Джон Эдстром, конечно, ничего не знал о событиях, разыгравшихся после того памятного вечера. Хал вкратце рассказал ему всю историю, не упомянув, впрочем, о перемене в жизни одного шахтерского подручного. Он рассказал о роли, которую Мэри сыграла в стачке. Чтобы развлечь старика, он описал Мэри сидящей на белоснежном коне в белом одеянии, мягком и блестящем, точно Жанна д’Арк или предводительница суфражисток.
— Это он намекает на мое старое платье! — сказала Мэри.
Хал поглядел на нее: да, она по-прежнему в синем ситцевом платье.
— В этом платье есть что-то таинственнное, — сказал он. — Как в сказках — волшебное платье, оно само штопается, само стирается, само крахмалится. Одного такого платья вполне хватает!
— Вот еще! — воскликнула Мэри. — В Северной Долине чудес не бывает. Это я сама такая волшебница: ночью стираю свое платье и сушу над печкой, а утром глажу.
Она сказала это вполне весело, но даже старик, которого сейчас мучила боль, понял трагедию девушки, имеющей только одно платье в том возрасте, когда хочется любви. Он поглядел на юную пару и заметил, что они проявляют друг к другу явный интерес.
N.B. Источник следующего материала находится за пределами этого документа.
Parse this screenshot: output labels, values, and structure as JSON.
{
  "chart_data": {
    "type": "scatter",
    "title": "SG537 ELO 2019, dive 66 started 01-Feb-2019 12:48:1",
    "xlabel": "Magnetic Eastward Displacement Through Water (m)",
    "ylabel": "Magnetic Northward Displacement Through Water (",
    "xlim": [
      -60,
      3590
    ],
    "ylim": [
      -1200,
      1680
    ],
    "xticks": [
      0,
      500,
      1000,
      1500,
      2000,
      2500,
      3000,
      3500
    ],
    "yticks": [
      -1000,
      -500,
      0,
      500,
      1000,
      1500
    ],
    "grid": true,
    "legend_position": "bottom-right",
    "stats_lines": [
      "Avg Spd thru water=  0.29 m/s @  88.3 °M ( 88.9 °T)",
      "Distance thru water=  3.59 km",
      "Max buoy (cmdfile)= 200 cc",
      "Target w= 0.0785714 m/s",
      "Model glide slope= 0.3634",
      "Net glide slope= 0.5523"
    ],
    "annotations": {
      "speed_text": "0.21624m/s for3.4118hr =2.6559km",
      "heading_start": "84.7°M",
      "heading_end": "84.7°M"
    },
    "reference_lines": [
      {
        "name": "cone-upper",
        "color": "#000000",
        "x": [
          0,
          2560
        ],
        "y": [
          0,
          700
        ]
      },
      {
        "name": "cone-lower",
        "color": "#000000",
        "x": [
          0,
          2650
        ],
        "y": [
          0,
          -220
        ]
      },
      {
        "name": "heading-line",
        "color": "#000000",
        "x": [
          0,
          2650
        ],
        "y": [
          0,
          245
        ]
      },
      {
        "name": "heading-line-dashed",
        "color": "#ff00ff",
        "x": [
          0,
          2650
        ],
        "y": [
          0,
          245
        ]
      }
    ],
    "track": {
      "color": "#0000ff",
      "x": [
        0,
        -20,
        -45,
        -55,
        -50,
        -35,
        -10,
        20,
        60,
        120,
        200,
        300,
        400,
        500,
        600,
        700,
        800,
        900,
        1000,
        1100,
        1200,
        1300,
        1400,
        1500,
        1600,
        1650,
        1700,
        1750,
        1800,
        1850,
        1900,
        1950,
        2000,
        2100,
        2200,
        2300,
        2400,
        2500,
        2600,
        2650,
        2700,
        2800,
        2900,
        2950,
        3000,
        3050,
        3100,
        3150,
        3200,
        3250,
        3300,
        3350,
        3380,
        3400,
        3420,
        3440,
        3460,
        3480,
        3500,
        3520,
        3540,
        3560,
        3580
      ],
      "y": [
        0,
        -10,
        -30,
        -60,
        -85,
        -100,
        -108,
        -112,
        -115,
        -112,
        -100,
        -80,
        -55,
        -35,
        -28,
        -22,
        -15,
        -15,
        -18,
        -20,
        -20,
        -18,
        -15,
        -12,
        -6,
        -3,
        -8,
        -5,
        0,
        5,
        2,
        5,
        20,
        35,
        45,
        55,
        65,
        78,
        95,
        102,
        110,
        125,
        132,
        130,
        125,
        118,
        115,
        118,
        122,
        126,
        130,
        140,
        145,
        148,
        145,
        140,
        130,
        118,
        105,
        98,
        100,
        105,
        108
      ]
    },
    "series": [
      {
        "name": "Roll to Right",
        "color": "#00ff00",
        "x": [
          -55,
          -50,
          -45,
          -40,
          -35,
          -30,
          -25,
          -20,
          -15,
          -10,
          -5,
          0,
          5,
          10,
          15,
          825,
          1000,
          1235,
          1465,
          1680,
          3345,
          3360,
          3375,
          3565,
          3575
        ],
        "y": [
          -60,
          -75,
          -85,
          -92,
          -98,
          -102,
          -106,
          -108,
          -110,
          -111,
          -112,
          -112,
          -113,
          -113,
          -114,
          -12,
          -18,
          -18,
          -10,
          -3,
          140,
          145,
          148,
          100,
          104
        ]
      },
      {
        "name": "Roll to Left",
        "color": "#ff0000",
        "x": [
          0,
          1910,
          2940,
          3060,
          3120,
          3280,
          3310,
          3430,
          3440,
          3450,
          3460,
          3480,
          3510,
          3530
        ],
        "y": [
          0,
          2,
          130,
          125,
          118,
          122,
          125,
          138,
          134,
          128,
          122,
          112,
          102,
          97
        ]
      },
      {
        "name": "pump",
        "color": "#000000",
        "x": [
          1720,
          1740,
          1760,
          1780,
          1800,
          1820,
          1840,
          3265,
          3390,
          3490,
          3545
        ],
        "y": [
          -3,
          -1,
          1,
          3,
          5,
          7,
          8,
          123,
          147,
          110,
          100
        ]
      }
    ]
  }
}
Как свойственно многим старикам, он любил помогать влюбленным.
— Ей, может, скоро понадобится фата с флердоранжем, — сказал он.
— Да ну вас! — рассмеялась Мэри.
— Конечно, — поспешно вмешался Хал с неожиданной галантностью. — Она ведь сама — цветок. Дикая роза шахтерского поселка. Поэты спорят о ней. Одни говорят: «Не тронь ее, пусть остается на стебле». А другие: «Рви, пока цветет, пользуйся мгновением…»
— Вы с кем-то меня путаете, — рассмеялась Мэри, — ведь я только что скакала на белом коне.
— А я помню, Мэри, что не так давно ты была муравьем! — сказал Эдстром.
Внезапно лицо Мэри омрачилось. Одно дело — подшучивать над ее личной трагедией, но над стачкой — нельзя!
— Да, я помню. Вы сказали, что я не выйду из рядов. Вы были прозорливее меня.
— Это одно из тех свойств, которые появляются вместе со старостью! — Он протянул к ней свою скрюченную старческую руку. — И ты будешь продолжать теперь? Ты теперь стала сторонницей рабочего движения, правда, Мэри?
— Да! — не задумываясь, ответила она, и ее серые глаза сверкнули.
— Как говорят: кто раз бастовал, всегда будет бастовать. Надо тебе, Мэри, подумать о своем образовании. Ведь когда начнется общая забастовка, шахтеры будут ждать, что ты их поведешь. Меня уже тогда не окажется на свете, но молодые должны меня заменить.
— Я свой долг выполню, — тихо ответила Мэри. Она словно получала благословение старика.
Хозяйка ушла вниз к детям, но скоро вернулась и сказала, что пришел какой-то джентльмен и спрашивает, долго ли ему еще дожидаться брата. Тут Хал вспомнил, что Эдуард давно уже ходит взад и вперед по улице в одиночестве, если не считать, впрочем, так называемого коммивояжера. Решение младшего брата остаться в Педро, к этому времени уже поколебленное, продолжало постепенно улетучиваться. Он понял, что жизнь — весьма сложная штука, полная противоречивых моральных обязательств. Он еще раз заверил старого шахтера, что вполне способен избавить его от нужды, а затем простился, говоря, что уезжает ненадолго.
Он вышел, и Мэри проводила его до лестницы. Он пожал — на этот раз без свидетелей — большую грубую руку девушки.
— Мэри, — сказал он, — я хочу, чтобы вы знали: я никогда не забуду вас. И никогда не забуду шахтеров.
— Ах, Джо! — воскликнула она. — Не поддавайтесь — ведь вас хотят забрать у нас! Вы нам так нужны!
— Я возвращаюсь домой на короткий срок, — ответил он. — Но вы можете быть уверены в одном: как бы ни обернулась моя жизнь, я буду бороться за рабочее дело. Когда объявят общую забастовку здесь, в этом угольном районе, — а мы знаем, что здесь это произойдет обязательно, — я приеду и выполню свой долг.
— Я вам верю, — сказала она, смело глядя ему в глаза. — До свидания, Джо Смит!
Она не отвела взгляда, но Хал заметил, что голос ее осекся. Он почувствовал горячее желание заключить ее в свои объятия. Это было очень странно, ведь он твердо знал, что любит Джесси Артур. Он запомнил вопрос, который однажды задала ему Мэри: способен ли он одновременно любить двух девушек? Это, конечно, плохо согласуется с моральным кодексом, который ему внушался, но, кажется, он действительно способен!